Compared against 3D-DAOSTORM, DECODE, and LiteLoc across 4 densities and multiple SNR levels. Ours achieves slightly lower recall but significantly higher precision and the lowest RMSE across spatial dimensions, leading in E3D scores.

Density / SNR	Method	Jaccard ↑	RMSElat ↓	RMSEax ↓	E3D ↑
2.0 / High	DECODE	0.876	32.2	33.0	0.706
2.0 / High	LiteLoc	0.858	30.7	36.0	0.699
2.0 / High	Ours	0.883	24.8	28.4	0.750
8.0 / Low	LiteLoc	0.338	76.1	110.1	0.055
8.0 / Low	Ours	0.374	74.3	99.4	0.103

\(E_{3D}=(E_{ax}+E_{lat})/2\) evaluates overall detection and localization quality.

Main Results (Real Data: FRC lower is better / RSP higher is better)¶

Time-binning was used to simulate high density on Tubulin and NPC datasets.
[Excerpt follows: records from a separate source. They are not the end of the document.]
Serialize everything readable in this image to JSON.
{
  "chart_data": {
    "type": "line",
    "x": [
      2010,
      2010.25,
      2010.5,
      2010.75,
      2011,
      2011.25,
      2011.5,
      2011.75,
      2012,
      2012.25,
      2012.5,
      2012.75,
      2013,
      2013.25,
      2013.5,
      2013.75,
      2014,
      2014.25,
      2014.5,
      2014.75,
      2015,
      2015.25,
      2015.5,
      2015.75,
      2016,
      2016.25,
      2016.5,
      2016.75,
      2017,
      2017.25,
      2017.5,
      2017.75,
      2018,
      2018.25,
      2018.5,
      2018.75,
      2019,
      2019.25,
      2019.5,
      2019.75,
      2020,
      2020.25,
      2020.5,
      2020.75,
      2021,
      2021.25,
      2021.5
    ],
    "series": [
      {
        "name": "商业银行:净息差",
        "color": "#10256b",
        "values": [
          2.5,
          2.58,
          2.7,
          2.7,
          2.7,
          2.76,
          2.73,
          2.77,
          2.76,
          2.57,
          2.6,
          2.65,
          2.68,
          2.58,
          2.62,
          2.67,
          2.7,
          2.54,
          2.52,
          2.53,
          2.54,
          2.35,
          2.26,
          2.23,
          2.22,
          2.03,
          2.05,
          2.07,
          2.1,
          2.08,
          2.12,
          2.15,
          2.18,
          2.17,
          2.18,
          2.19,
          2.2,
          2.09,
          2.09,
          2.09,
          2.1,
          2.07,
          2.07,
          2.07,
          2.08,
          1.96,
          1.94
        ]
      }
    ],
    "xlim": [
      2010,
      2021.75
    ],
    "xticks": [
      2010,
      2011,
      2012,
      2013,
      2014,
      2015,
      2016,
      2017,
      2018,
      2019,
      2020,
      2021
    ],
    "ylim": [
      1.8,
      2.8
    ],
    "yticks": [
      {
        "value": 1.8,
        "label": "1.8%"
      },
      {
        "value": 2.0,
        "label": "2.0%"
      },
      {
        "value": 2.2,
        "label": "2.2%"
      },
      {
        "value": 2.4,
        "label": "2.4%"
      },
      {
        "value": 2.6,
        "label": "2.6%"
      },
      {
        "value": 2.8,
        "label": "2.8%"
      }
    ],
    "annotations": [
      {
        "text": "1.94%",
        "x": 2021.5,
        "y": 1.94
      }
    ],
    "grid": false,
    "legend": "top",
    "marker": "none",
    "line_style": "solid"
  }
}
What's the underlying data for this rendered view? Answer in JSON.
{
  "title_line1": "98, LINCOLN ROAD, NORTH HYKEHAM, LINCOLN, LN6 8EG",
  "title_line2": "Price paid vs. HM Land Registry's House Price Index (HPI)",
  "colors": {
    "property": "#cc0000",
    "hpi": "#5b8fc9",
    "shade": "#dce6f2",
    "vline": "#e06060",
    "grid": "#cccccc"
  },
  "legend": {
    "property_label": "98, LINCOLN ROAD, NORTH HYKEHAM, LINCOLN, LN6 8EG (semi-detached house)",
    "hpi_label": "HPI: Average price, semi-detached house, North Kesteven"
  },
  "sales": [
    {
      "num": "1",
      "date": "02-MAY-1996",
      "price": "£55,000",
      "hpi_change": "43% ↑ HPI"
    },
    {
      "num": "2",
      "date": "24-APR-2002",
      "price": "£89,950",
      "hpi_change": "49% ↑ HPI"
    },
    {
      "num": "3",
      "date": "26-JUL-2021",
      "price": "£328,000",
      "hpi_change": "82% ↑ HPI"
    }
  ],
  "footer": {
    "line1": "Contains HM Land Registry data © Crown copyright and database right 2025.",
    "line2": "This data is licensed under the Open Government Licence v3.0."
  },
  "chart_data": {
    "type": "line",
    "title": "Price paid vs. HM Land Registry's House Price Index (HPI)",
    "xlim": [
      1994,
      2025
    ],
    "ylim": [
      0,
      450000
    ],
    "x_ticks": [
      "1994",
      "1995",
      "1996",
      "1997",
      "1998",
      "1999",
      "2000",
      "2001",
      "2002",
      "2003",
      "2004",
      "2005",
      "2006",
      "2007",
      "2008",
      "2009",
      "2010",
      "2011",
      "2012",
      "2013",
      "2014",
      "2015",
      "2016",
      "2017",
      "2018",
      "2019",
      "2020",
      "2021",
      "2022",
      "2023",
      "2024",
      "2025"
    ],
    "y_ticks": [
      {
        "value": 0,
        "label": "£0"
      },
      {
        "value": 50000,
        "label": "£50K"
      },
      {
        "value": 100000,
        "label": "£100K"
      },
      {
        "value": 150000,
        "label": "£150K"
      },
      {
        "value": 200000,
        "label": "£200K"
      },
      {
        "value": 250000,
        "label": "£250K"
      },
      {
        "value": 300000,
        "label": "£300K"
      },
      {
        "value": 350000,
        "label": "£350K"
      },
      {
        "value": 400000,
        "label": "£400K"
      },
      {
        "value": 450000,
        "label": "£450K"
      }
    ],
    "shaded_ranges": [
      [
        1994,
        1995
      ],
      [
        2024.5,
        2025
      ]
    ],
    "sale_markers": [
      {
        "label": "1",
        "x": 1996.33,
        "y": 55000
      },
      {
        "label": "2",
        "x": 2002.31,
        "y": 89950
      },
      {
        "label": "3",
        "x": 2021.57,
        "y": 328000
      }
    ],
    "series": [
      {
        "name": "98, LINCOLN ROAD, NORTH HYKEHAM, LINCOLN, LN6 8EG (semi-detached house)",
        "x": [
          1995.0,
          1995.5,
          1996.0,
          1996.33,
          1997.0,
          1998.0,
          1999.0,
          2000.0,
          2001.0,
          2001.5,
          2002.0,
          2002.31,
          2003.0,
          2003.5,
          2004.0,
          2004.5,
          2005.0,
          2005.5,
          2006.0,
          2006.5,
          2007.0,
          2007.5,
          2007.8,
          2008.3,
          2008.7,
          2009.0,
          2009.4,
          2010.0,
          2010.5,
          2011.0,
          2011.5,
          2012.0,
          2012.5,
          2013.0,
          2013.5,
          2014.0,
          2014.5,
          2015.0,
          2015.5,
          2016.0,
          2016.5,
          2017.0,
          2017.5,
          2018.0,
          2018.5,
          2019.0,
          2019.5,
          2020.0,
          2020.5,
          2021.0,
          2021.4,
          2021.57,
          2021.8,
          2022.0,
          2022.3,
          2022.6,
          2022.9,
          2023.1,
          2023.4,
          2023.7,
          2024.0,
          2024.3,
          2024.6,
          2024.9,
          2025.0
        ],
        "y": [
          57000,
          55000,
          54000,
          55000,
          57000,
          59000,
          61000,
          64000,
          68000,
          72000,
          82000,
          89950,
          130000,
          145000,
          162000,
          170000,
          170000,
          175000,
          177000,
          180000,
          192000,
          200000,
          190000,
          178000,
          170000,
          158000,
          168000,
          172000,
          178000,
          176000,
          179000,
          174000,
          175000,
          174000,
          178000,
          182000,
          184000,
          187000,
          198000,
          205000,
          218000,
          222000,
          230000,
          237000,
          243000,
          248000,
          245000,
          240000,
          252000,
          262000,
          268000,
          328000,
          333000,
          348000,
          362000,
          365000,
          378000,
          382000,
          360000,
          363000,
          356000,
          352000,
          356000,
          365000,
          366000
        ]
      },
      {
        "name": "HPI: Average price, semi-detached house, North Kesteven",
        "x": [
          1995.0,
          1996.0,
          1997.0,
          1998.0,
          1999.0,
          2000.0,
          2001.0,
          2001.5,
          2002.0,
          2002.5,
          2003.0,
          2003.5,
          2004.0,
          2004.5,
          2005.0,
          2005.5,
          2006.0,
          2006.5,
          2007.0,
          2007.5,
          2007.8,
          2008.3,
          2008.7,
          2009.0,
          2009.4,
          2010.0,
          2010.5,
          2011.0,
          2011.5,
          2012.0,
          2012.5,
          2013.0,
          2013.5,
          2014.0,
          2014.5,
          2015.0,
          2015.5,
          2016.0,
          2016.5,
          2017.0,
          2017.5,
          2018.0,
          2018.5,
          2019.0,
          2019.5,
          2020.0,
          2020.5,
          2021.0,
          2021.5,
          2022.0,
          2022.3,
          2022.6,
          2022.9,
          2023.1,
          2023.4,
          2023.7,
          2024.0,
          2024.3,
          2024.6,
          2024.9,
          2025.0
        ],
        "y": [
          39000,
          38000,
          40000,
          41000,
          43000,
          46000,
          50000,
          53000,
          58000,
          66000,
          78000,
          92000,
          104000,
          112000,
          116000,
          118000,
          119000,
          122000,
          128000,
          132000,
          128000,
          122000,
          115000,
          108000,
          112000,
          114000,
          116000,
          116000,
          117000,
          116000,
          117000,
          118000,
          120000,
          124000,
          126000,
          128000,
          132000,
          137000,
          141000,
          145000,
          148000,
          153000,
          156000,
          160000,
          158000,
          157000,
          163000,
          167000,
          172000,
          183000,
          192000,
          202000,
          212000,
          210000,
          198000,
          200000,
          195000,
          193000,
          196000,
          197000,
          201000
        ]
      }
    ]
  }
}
Ours consistently leads as density increases.

Dataset	Binning	Method	FRC (nm) ↓	RSP ↑
NPC-Nup96	×32	LiteLoc	71.5	0.671
NPC-Nup96	×32	Ours	44.2	0.689
NPC-Nup107	×16	LiteLoc	25.9	0.682
NPC-Nup107	×16	Ours	22.1	0.684

Ablation Study (EPFL Synthetic, High SNR, Density 2.0)¶

Iterative Arch	OT Loss	Jaccard ↑	RMSEvol ↓	E3D ↑
✗	✗	0.876	47.9	0.705
✗	✓	0.867	39.6	0.740
✓	✗	0.854	45.4	0.703
✓	✓	0.883	39.2	0.750

Key Findings¶

OT Loss is the primary contributor: Adding OT loss alone improves E3D from 0.705 to 0.740 and significantly reduces RMSE. The iterative architecture provides a smaller, additive gain.
Learnable \(\Sigma\): After training, \(\sigma_z^2 \approx 2\sigma_{x,y}^2\), which aligns with optical theory regarding the anisotropy of the PSF in confocal/fluorescence microscopy.
The relative advantage of this method grows with activation density, confirming the benefit of replacing NMS.

Highlights & Insights¶

Formulating SMLM as Set Matching: This links SMLM directly to mature bipartite matching techniques (DETR/OT), naturally enabling end-to-end learning and removing NMS.
Physics as Feedback: Incorporating the acquisition model into the iteration loop provides domain priors without sacrificing differentiability.
Explainable Parameter: The single threshold \(\tau\) offers a direct, interpretable knob for precision-recall balance, which is highly practical for researchers dealing with drifting experimental conditions.

Limitations & Future Work¶

Computational Overhead: Iterative designs and Sinkhorn iterations make training and inference slower (though inference still reaches ~200 fps).
PSF Calibration: The method depends on accurate PSF calibration (e.g., using fluorescent beads), a common limitation among top-tier methods.
Recall Bias: The method tends to favor precision over recall; while this leads to "cleaner" reconstructions, it may not be ideal for all biological downstream tasks.

vs. DECODE / LiteLoc: These use pixel-wise maps and dual-threshold NMS; Ours uses OT set matching and single-threshold filtering for better high-density performance.
vs. DeepLoco: While DeepLoco uses sets, it relies on Maximum Mean Discrepancy (MMD). This work adopts the more statistically grounded OT framework with learnable weights.
vs. DETR: Shares the concept of bipartite matching but replaces Transformers with CNNs and handles thousands of "objects" (molecules) per frame.

Rating¶

Novelty: ⭐⭐⭐⭐⭐ An elegant reformulation of SMLM as an OT set matching problem.
Experimental Thoroughness: ⭐⭐⭐⭐ Extensive synthetic and real data tests, though real high-density tests use time-binning as a proxy.
Writing Quality: ⭐⭐⭐⭐ Clear mapping between identified challenges and proposed solutions.
Value: ⭐⭐⭐⭐ High potential for advancing live-cell super-resolution imaging; code is open-source.